Commençons tout d’abord avec la version dédiée à la console de salon de Nintendo, à savoir la Wii U. La chose qui nous frappe à première vue est évidemment l’aspect visuel de ce nouvel opus, haute-définition oblige. Plus fin et extrêmement fluide, Super Smash Bros y gagne en clarté, sutout lors de combats à quatre joueurs, là où ses prédécesseurs pouvaient parfois se montrer un peu plus brouillons. Nous avons également pu tester une partie des nouveaux personnages comme Little Mac, le Wii Fit Trainer, Amphinobi, Megaman et le Villageois. Comme d’habitude, chacun des ces personnages possède ses propres caractéristiques, et il faudra bien plus que quelques combats avant de pouvoir les analyser en profondeur. Précisons que nous avons joué avec des manettes GameCube, à l’aide d’un adaptateur que Nintendo a dévoilé lors de l’E3. Les contrôles n’ont pas vraiment changé, les habitués de la série retrouveront par conséquent leurs marques assez rapidement. Quoi qu’il en soit, le plaisir de jouer et le fun de la série (quoi de mieux que d’éjecter le personnage de son adversaire et lui rire au nez ?) sont une fois de plus de la partie. Cet épisode reste dans la continuité de la série, avec une finition exemplaire et des animations très soignées.

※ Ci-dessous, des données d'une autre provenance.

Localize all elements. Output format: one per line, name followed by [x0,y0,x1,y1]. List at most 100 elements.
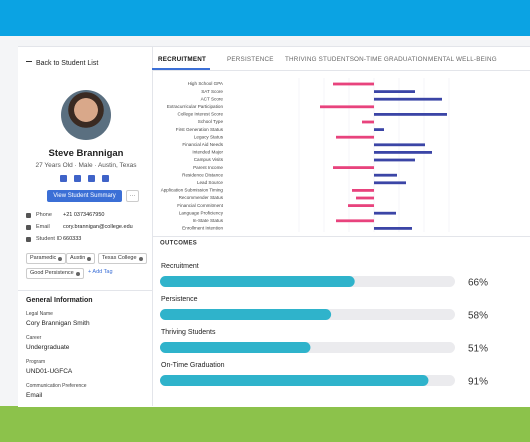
tag[interactable]: Texas College [98,253,147,264]
factor-label: Residence Distance [182,172,223,177]
field-label: Legal Name [26,311,53,317]
progress-bar [160,276,355,287]
outcome-label: On-Time Graduation [161,362,225,369]
avatar [61,90,111,140]
icon[interactable] [102,175,109,182]
section-divider [18,290,152,291]
tag[interactable]: Austin [66,253,96,264]
back-arrow [26,61,32,62]
icon[interactable] [74,175,81,182]
bar [320,105,374,109]
progress-bar [160,375,429,386]
outcome-value: 66% [468,278,488,289]
factor-label: Financial Commitment [177,203,223,208]
bar [336,219,374,223]
back-link[interactable]: Back to Student List [36,60,99,67]
bar [374,181,406,185]
factor-label: Intended Major [192,150,223,155]
factor-label: School Type [198,119,224,124]
factor-label: Recommender Status [179,195,224,200]
contact-label: Phone [36,212,52,218]
tag[interactable]: Good Persistence [26,268,84,279]
tag-label: Texas College [102,255,137,261]
bar [374,173,397,177]
bar [348,204,374,207]
bar [374,90,415,93]
summary-button[interactable]: View Student Summary [47,190,122,202]
outcome-label: Persistence [161,296,198,303]
contact-icon [26,237,31,242]
factor-label: Language Proficiency [179,210,224,215]
tab[interactable]: ON-TIME GRADUATION [354,56,428,63]
field-value: Cory Brannigan Smith [26,320,90,327]
contact-label: Email [36,224,50,230]
bar [362,120,374,124]
section-title: General Information [26,297,93,304]
tag-remove[interactable] [75,271,80,276]
factor-label: Financial Aid Needs [182,142,223,147]
icon[interactable] [60,175,67,182]
tab[interactable]: THRIVING STUDENTS [285,56,355,63]
bar [336,135,374,139]
factor-label: Campus Visits [194,157,224,162]
tag-label: Good Persistence [30,270,74,276]
progress-bar [160,309,332,320]
outcome-value: 91% [468,377,488,388]
top-band [0,0,530,36]
bar [374,211,396,215]
outcomes-chart: OUTCOMES Recruitment 66% Persistence 58% Thri… [160,241,488,388]
outcome-label: Recruitment [161,263,199,270]
field-label: Program [26,359,46,365]
chart-divider [152,236,530,237]
bar [374,128,384,131]
more-button[interactable]: ··· [126,190,139,202]
factor-label: High School GPA [188,81,224,86]
factor-label: Application Submission Timing [161,188,224,193]
contact-value: cory.brannigan@college.edu [63,224,133,230]
bar [333,166,374,169]
tag-remove[interactable] [138,256,143,261]
outcome-value: 58% [468,311,488,322]
outcomes-title: OUTCOMES [160,241,197,247]
contact-icon [26,213,31,218]
tag-label: Paramedic [30,255,57,261]
factor-label: College Interest Score [178,112,224,117]
tab[interactable]: MENTAL WELL-BEING [428,56,497,63]
factor-label: Lead Source [197,180,223,185]
icon[interactable] [88,175,95,182]
factor-label: Enrollment Intention [182,226,223,231]
bar [374,227,412,230]
progress-bar [160,342,311,353]
tag-label: Austin [70,255,86,261]
tag-remove[interactable] [87,256,92,261]
bar [333,82,374,86]
bar [374,151,432,154]
tag-remove[interactable] [58,256,63,261]
bar [374,158,415,162]
tag[interactable]: Paramedic [26,253,67,264]
tab[interactable]: RECRUITMENT [158,56,207,63]
factor-label: SAT Score [201,89,223,94]
profile-name: Steve Brannigan [48,148,124,159]
outcome-value: 51% [468,344,488,355]
tabs-divider [152,70,530,71]
factor-chart: High School GPA SAT Score ACT Score Extracu… [161,78,450,232]
field-value: Undergraduate [26,344,70,351]
field-value: UND01-UGFCA [26,368,73,375]
contact-value: 660333 [63,236,82,242]
factor-label: Parent Income [193,165,223,170]
factor-label: First Generation Status [176,127,224,132]
bottom-band [0,406,530,442]
factor-label: In-State Status [193,218,224,223]
add-tag[interactable]: + Add Tag [88,269,113,275]
bar [374,97,442,101]
panel-divider [152,46,153,406]
factor-label: ACT Score [201,96,224,101]
bar [374,143,425,147]
tab[interactable]: PERSISTENCE [227,56,274,63]
bar [356,196,374,200]
outcome-label: Thriving Students [161,329,216,336]
tab-underline [152,68,210,70]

De plus, nous avons également pu nous faire la main sur la version 3DS du titre. Deux modes était jouables pour l’occasion. Le premier, intitulé Smash Run, est exclusif à la console portable de Nintendo. Ce mode vous permet pendant cinq minutes de parcourir plusieurs niveaux et éliminer des sortes de monstres contrôlés par l’ordinateur afin d’engranger divers bonus (attaque, défense, etc.) pour votre personnage. Un combat contre trois autres personnages s’ensuit une fois le temps écoulé, qui sera plus ou moins facilité selon les bonus que vous avez acquis précédemment. Un ajout sympathique, bien que nous attendons encore de voir le nombre de niveaux disponibles dans le jeu final afin de voir si ce mode ne lasse pas sur la longueur. Le second mode que nous avons pu tester est simplement le multijoueur local, tel qu’on le connaît habituellement.
Concernant la maniabilité, nous sommes bien évidemment moins à l’aise qu’avec une manette Gamecube, mais cela reste néanmoins très jouable (en particulier sur la 3DS XL).  Pas trop d’inquiétude à avoir donc de ce côté. Enfin,  cet opus portable se débrouille plutôt bien graphiquement, et ne souffre surtout pas d’une quelconque latence, ce qui aurait pu être dramatique pour un titre de ce type.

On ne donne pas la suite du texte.